Note 22:[ (retour) ] Petit ange.

—Un larron! Qu'est-ce que c'est qu'un larron, Maï?

—C'est un voleur.

—Un voleur! Ah! Mon Dieu! Non, ce n'est pas possible, ton petit enfant, Yanoulet, n'était pas un voleur?

—Hélas, oui, ma fille, ce n'est que trop vrai. Je ne pouvais pas le croire d'abord, moi non plus, tu penses, mais il a bien fallu que je reconnaisse la vérité: on l'a pris emportant un paquet qui n'était pas à lui; il n'y a pas de doute possible. D'ailleurs, s'il n'était pas coupable, serait-il parti comme cela?

—Un voleur, un de ceux qu'on amène en prison, entre deux gendarmes? Oh! Maï, j'ai peur! Prends-moi sur tes genoux et serre-moi bien fort. Je ne deviendrai pas une voleuse, dis, tu m'en empêcheras? Tu ne m'as pas gâtée au moins, moi? Mais... qui est là? Il m'a semblé entendre quelque chose, comme un soupir.

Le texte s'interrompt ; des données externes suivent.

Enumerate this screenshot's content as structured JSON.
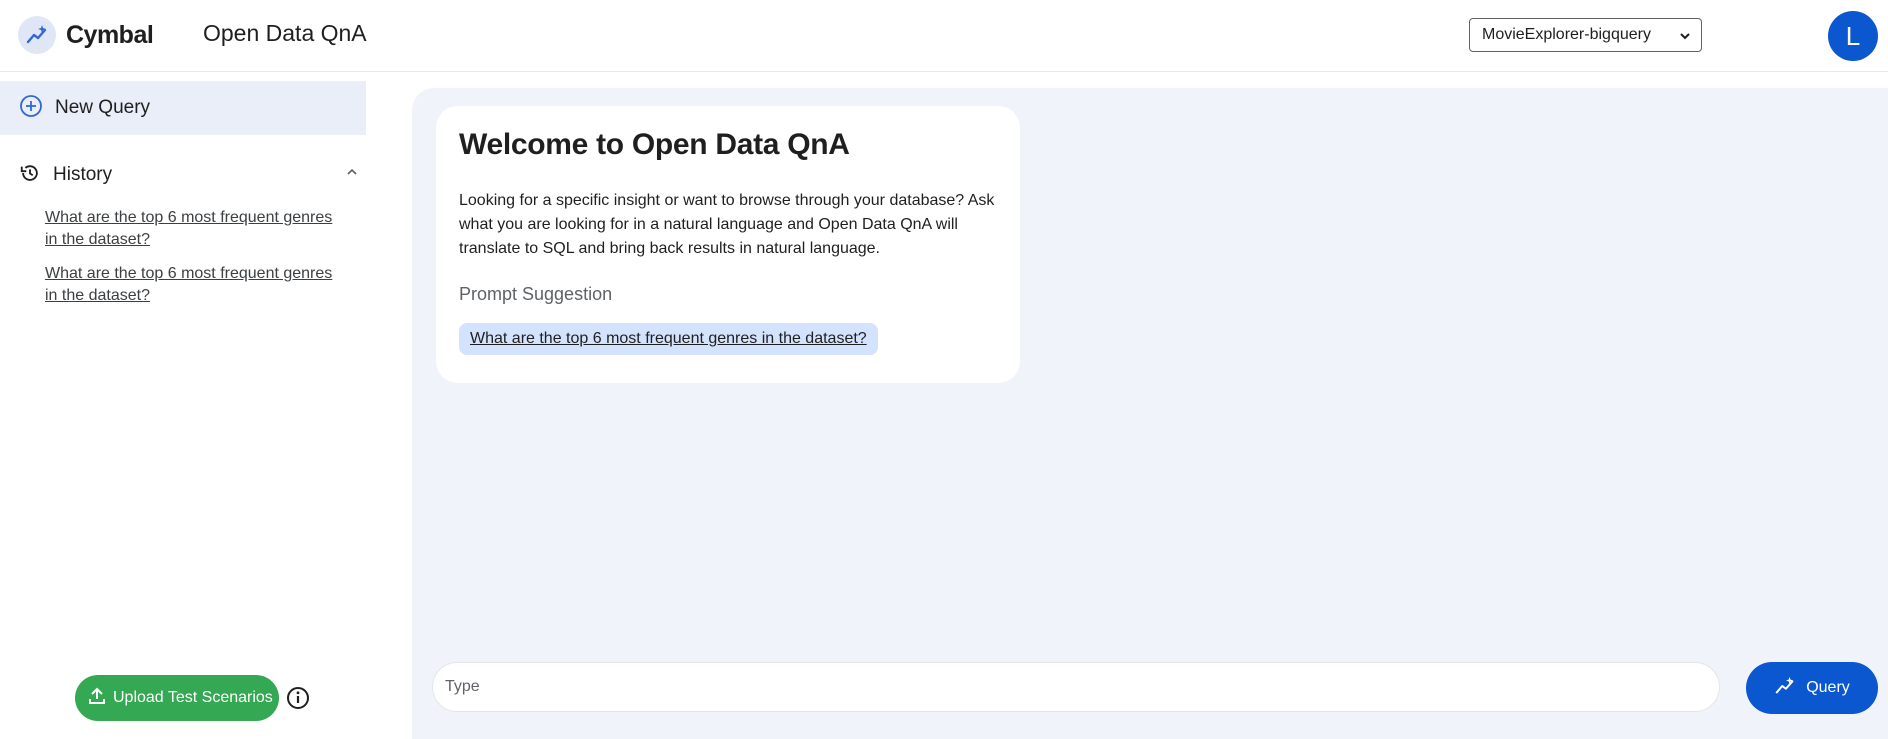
{
  "header": {
    "brand": "Cymbal",
    "app_title": "Open Data QnA",
    "dataset_selected": "MovieExplorer-bigquery",
    "avatar_initial": "L"
  },
  "sidebar": {
    "new_query_label": "New Query",
    "history_label": "History",
    "history_items": [
      "What are the top 6 most frequent genres in the dataset?",
      "What are the top 6 most frequent genres in the dataset?"
    ],
    "upload_label": "Upload Test Scenarios"
  },
  "main": {
    "welcome_title": "Welcome to Open Data QnA",
    "welcome_body": "Looking for a specific insight or want to browse through your database? Ask what you are looking for in a natural language and Open Data QnA will translate to SQL and bring back results in natural language.",
    "prompt_label": "Prompt Suggestion",
    "suggestion": "What are the top 6 most frequent genres in the dataset?",
    "input_placeholder": "Type",
    "query_label": "Query"
  },
  "colors": {
    "accent": "#0b57d0",
    "upload_green": "#34a853",
    "main_bg": "#f0f3fa",
    "selected_nav": "#e9eef8",
    "suggestion_chip": "#d3e3fd"
  }
}
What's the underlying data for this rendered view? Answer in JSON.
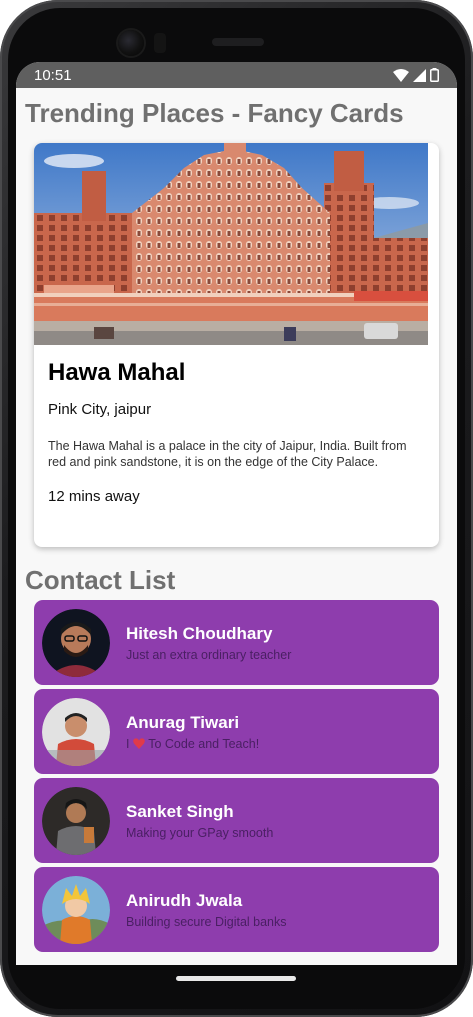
{
  "status": {
    "time": "10:51"
  },
  "trending": {
    "title": "Trending Places - Fancy Cards",
    "card": {
      "name": "Hawa Mahal",
      "location": "Pink City, jaipur",
      "description": "The Hawa Mahal is a palace in the city of Jaipur, India. Built from red and pink sandstone, it is on the edge of the City Palace.",
      "distance": "12 mins away"
    }
  },
  "contacts": {
    "title": "Contact List",
    "items": [
      {
        "name": "Hitesh Choudhary",
        "status": "Just an extra ordinary teacher"
      },
      {
        "name": "Anurag Tiwari",
        "status_pre": "I",
        "status_post": "To Code and Teach!"
      },
      {
        "name": "Sanket Singh",
        "status": "Making your GPay smooth"
      },
      {
        "name": "Anirudh Jwala",
        "status": "Building secure Digital banks"
      }
    ]
  },
  "colors": {
    "contact_bg": "#8e3dad",
    "status_bar": "#5f5f5f",
    "title_gray": "#707070"
  }
}
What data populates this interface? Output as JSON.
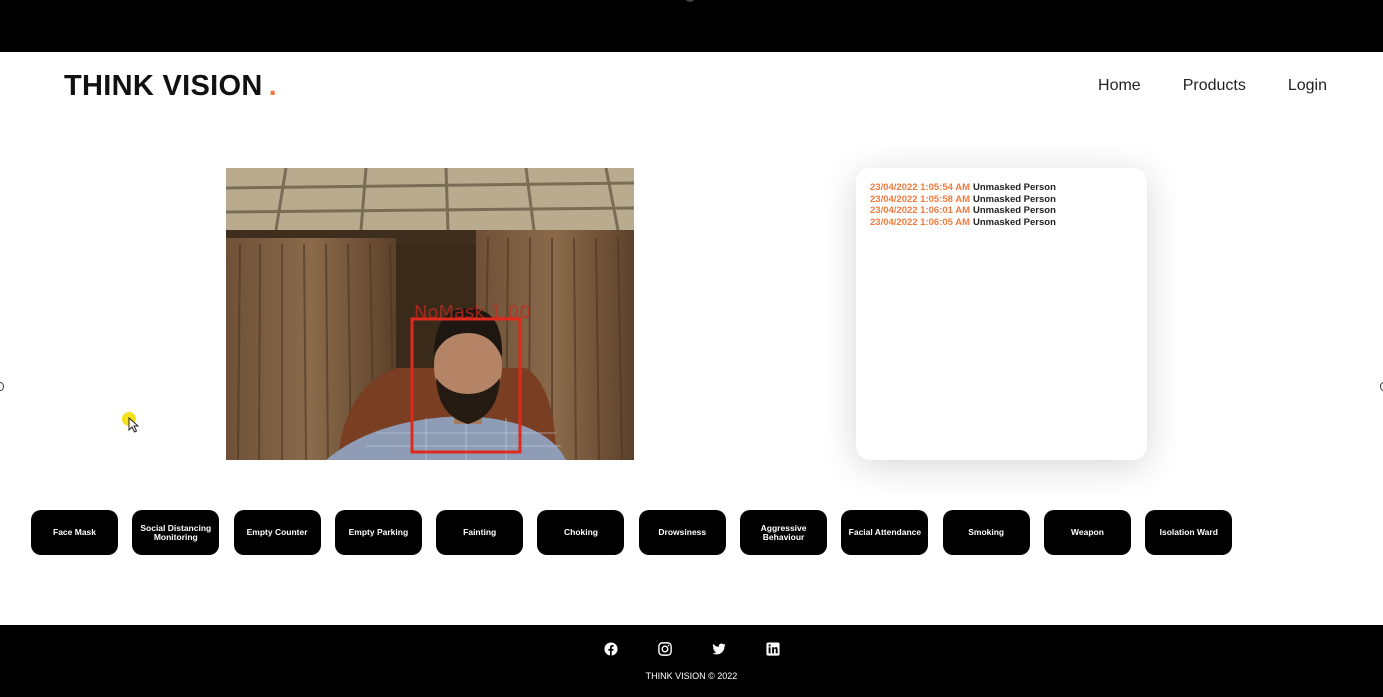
{
  "brand": {
    "name": "THINK VISION",
    "accent": "."
  },
  "nav": {
    "links": [
      {
        "label": "Home"
      },
      {
        "label": "Products"
      },
      {
        "label": "Login"
      }
    ]
  },
  "video": {
    "detection_label": "NoMask 1.00"
  },
  "log": {
    "entries": [
      {
        "time": "23/04/2022 1:05:54 AM",
        "message": "Unmasked Person"
      },
      {
        "time": "23/04/2022 1:05:58 AM",
        "message": "Unmasked Person"
      },
      {
        "time": "23/04/2022 1:06:01 AM",
        "message": "Unmasked Person"
      },
      {
        "time": "23/04/2022 1:06:05 AM",
        "message": "Unmasked Person"
      }
    ]
  },
  "features": [
    {
      "label": "Face Mask"
    },
    {
      "label": "Social Distancing Monitoring"
    },
    {
      "label": "Empty Counter"
    },
    {
      "label": "Empty Parking"
    },
    {
      "label": "Fainting"
    },
    {
      "label": "Choking"
    },
    {
      "label": "Drowsiness"
    },
    {
      "label": "Aggressive Behaviour"
    },
    {
      "label": "Facial Attendance"
    },
    {
      "label": "Smoking"
    },
    {
      "label": "Weapon"
    },
    {
      "label": "Isolation Ward"
    }
  ],
  "footer": {
    "icons": [
      "facebook-icon",
      "instagram-icon",
      "twitter-icon",
      "linkedin-icon"
    ],
    "copyright": "THINK VISION © 2022"
  },
  "colors": {
    "accent": "#f07b3f",
    "detection_box": "#e02a1e",
    "button_bg": "#000000"
  }
}
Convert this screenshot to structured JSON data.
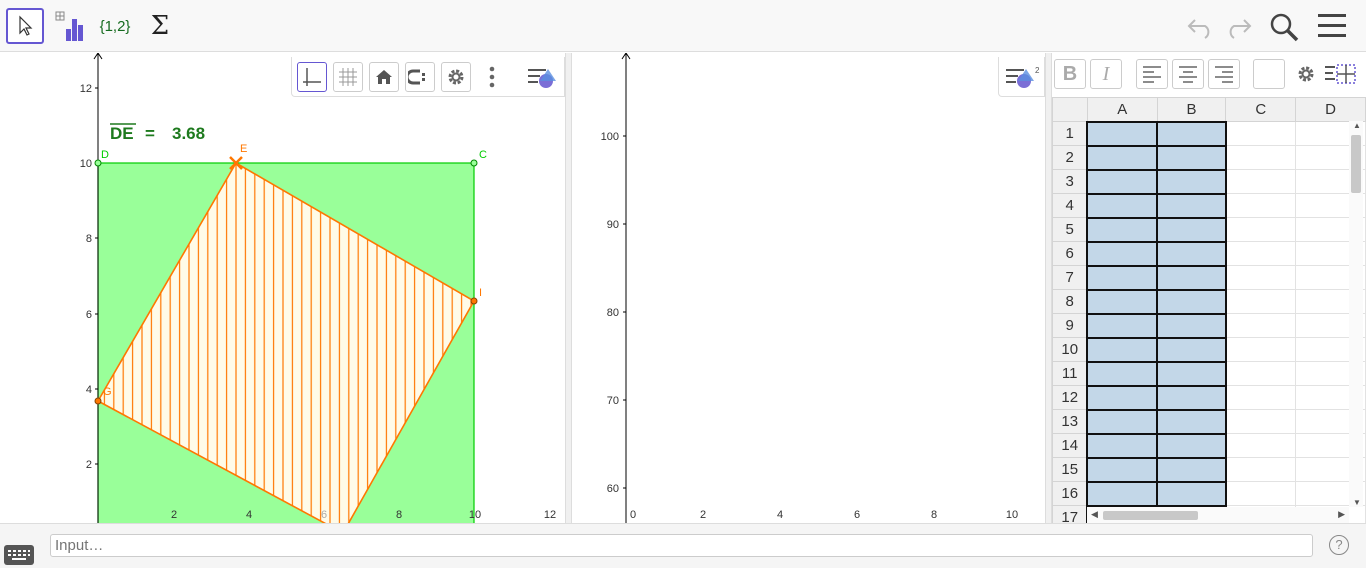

—C'est une bête dans le fourrage, en haut, ou la Martine qui se remue dans l'étable. Ne crains rien, mets-toi bien contre moi, là!

—Tu n'as pas peur, toi? Oh! moi j'ai si peur!

—Pourquoi veux-tu que j'aie peur, voyons! D'abord, rien n'arrive sans la volonté du Bon Dieu. Et puis, que craindrais-je? La mort? Si je ne devais pas te laisser seule au monde, elle serait la bienvenue. Qu'on me vole? C'est mon enfant qu'on volerait, pas moi. Le peu de bien que j'ai conservé, après la vente de la maison, je le tiens toujours prêt au cas où il reviendrait. Ce que je gagne en allant travailler aux champs et en filant nous suffit amplement, à toi et à moi, avec les légumes du jardin; il nous faut si peu de chose! Mais reviendra-t-il jamais? Je commence à ne plus l'espérer.